The motion cites precedent in service of its argument:
The Second Department of the New York Appellate Division has held that a receiver is not entitled to receive rents until “qualified.” See, e.g., 570 Kosciusko Realty Corp. v. Kingdale Estates, Inc., 256 A.D. 997, 10 N.Y.S.2d 700 (2d Dept 1939), appeal denied, 280 N.Y. 811; Manufacturers’ Trust Co. v. Sadenet Realty, Inc., 234 A.D. 893, 254 N.Y.S. 428 (2d Dept 1931). To this date, Plaintiffs have not “qualified” as receivers because they failed to file oaths required by CPLR § 6402.
The filing also has a message for how the court has conducted itself: “Until the Plaintiffs file oaths pursuant to CPLR § 6402 to act as the receivers, the Court should not have Ordered the Defendant to turn over any property to the Plaintiffs as the receivers.”
Giuliani additionally says that he has, in fact, complied with several discovery requests – since his lawyers were replaced in November.
“As this Court has seen, once Defendant’s prior counsel withdrew as counsel on November 26, 2024, present counsel for Defendant ensured nearly full compliance with all of the court orders capable of being complied with,” the motion goes on.
In December 2023, Freeman and Moss won a $148 million default defamation verdict over a campaign against the women in which Giuliani falsely proclaimed the pair were engaged in fraud and had “cheated” voters during the 2020 presidential election.
The pair have since been engaged in various forms of litigation to avail their monetary interests against the onetime federal prosecutor — including a recent series of Requests for Production of Documents (RFPs) aimed at prying away relevant financial information.
The plaintiffs say Giuliani has not been forthcoming — even after two consecutive Liman-issued orders regarding those requests.
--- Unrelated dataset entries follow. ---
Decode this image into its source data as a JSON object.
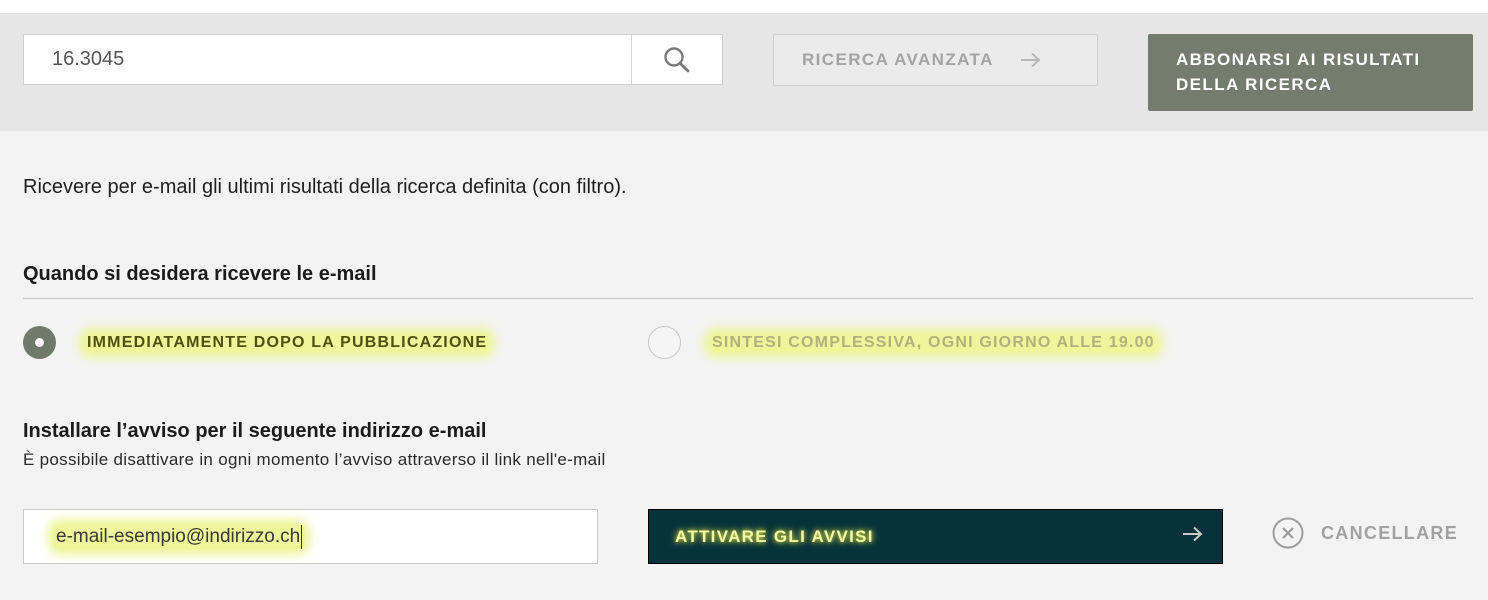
{
  "search": {
    "value": "16.3045"
  },
  "toolbar": {
    "advanced_search_label": "RICERCA AVANZATA",
    "subscribe_label_line1": "ABBONARSI AI RISULTATI",
    "subscribe_label_line2": "DELLA RICERCA"
  },
  "subscription": {
    "intro": "Ricevere per e-mail gli ultimi risultati della ricerca definita (con filtro).",
    "frequency": {
      "title": "Quando si desidera ricevere le e-mail",
      "options": [
        {
          "label": "IMMEDIATAMENTE DOPO LA PUBBLICAZIONE",
          "selected": true
        },
        {
          "label": "SINTESI COMPLESSIVA, OGNI GIORNO ALLE 19.00",
          "selected": false
        }
      ]
    },
    "email_section": {
      "title": "Installare l’avviso per il seguente indirizzo e-mail",
      "subtitle": "È possibile disattivare in ogni momento l’avviso attraverso il link nell'e-mail",
      "email_value": "e-mail-esempio@indirizzo.ch"
    },
    "activate_label": "ATTIVARE GLI AVVISI",
    "cancel_label": "CANCELLARE"
  },
  "colors": {
    "accent_green": "#737c6d",
    "dark_teal": "#07323b",
    "highlight": "#eef59a"
  },
  "icons": {
    "search": "search-icon",
    "arrow": "arrow-right-icon",
    "cancel": "close-circle-icon"
  }
}
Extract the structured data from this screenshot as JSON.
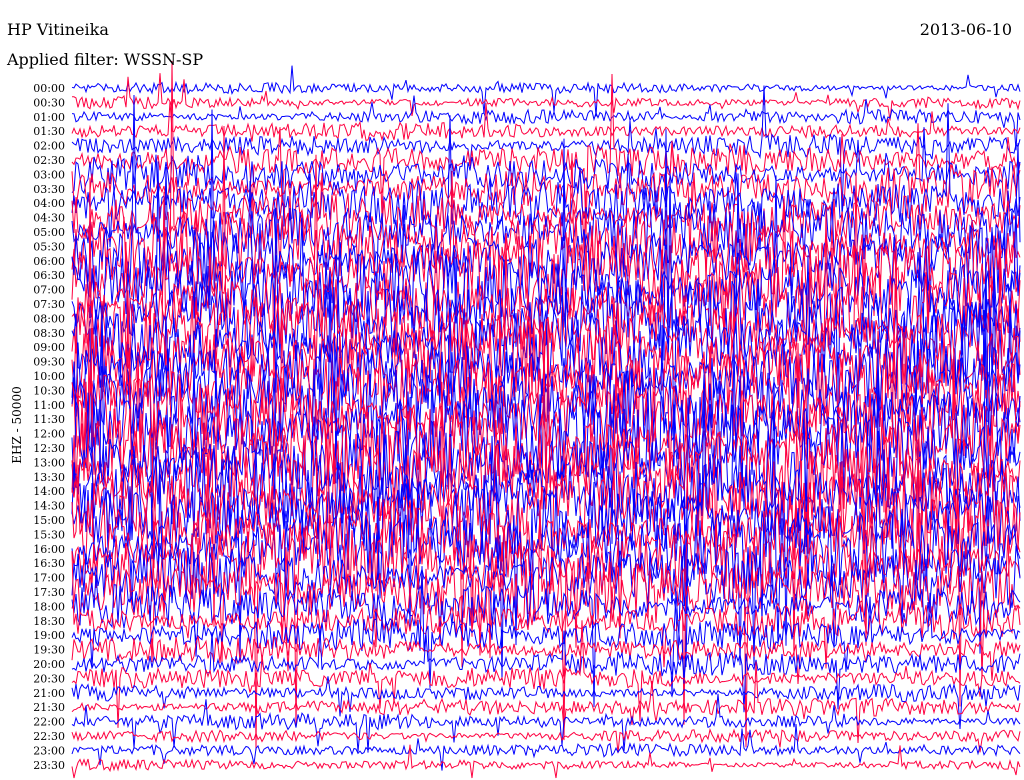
{
  "header": {
    "station": "HP Vitineika",
    "date": "2013-06-10",
    "filter": "Applied filter: WSSN-SP"
  },
  "chart_data": {
    "type": "line",
    "title": "HP Vitineika",
    "date": "2013-06-10",
    "filter": "WSSN-SP",
    "ylabel": "EHZ - 50000",
    "trace_labels": [
      "00:00",
      "00:30",
      "01:00",
      "01:30",
      "02:00",
      "02:30",
      "03:00",
      "03:30",
      "04:00",
      "04:30",
      "05:00",
      "05:30",
      "06:00",
      "06:30",
      "07:00",
      "07:30",
      "08:00",
      "08:30",
      "09:00",
      "09:30",
      "10:00",
      "10:30",
      "11:00",
      "11:30",
      "12:00",
      "12:30",
      "13:00",
      "13:30",
      "14:00",
      "14:30",
      "15:00",
      "15:30",
      "16:00",
      "16:30",
      "17:00",
      "17:30",
      "18:00",
      "18:30",
      "19:00",
      "19:30",
      "20:00",
      "20:30",
      "21:00",
      "21:30",
      "22:00",
      "22:30",
      "23:00",
      "23:30"
    ],
    "trace_colors": [
      "#0000ff",
      "#ff0040"
    ],
    "x_duration_minutes": 30,
    "trace_amplitude_envelope": [
      0.35,
      0.4,
      0.45,
      0.55,
      0.8,
      1.0,
      1.2,
      1.4,
      1.6,
      1.8,
      2.0,
      2.2,
      2.3,
      2.4,
      2.5,
      2.5,
      2.6,
      2.6,
      2.7,
      2.7,
      2.8,
      2.8,
      2.8,
      2.8,
      2.8,
      2.8,
      2.8,
      2.8,
      2.8,
      2.7,
      2.7,
      2.6,
      2.5,
      2.4,
      2.2,
      2.0,
      1.5,
      1.2,
      1.0,
      0.9,
      0.8,
      0.7,
      0.6,
      0.55,
      0.5,
      0.45,
      0.4,
      0.35
    ]
  }
}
Those orders were issued by the court on Oct. 28 and Nov. 22. The first order directed the defendant to expediently reply to discovery requests and set deadlines for such replies. After the first deadline was missed, the court set another deadline for Giuliani to explain himself and avoid being held in contempt. After that second deadline whooshed by, Freeman and Moss asked Liman to step back in.
Giuliani now claims, deadlines or not, the plaintiffs have not actually suffered any real losses due to the extant schedule.
“In the instant case, there has been no delay, as this Court is holding the trial on January 16, 2025, and the discovery in this case has been ordered to be very expedited and there has been no delays by Defendant which caused Plaintiff to incur additional costs pursuing the action and no sanctions should apply,” the motion argues.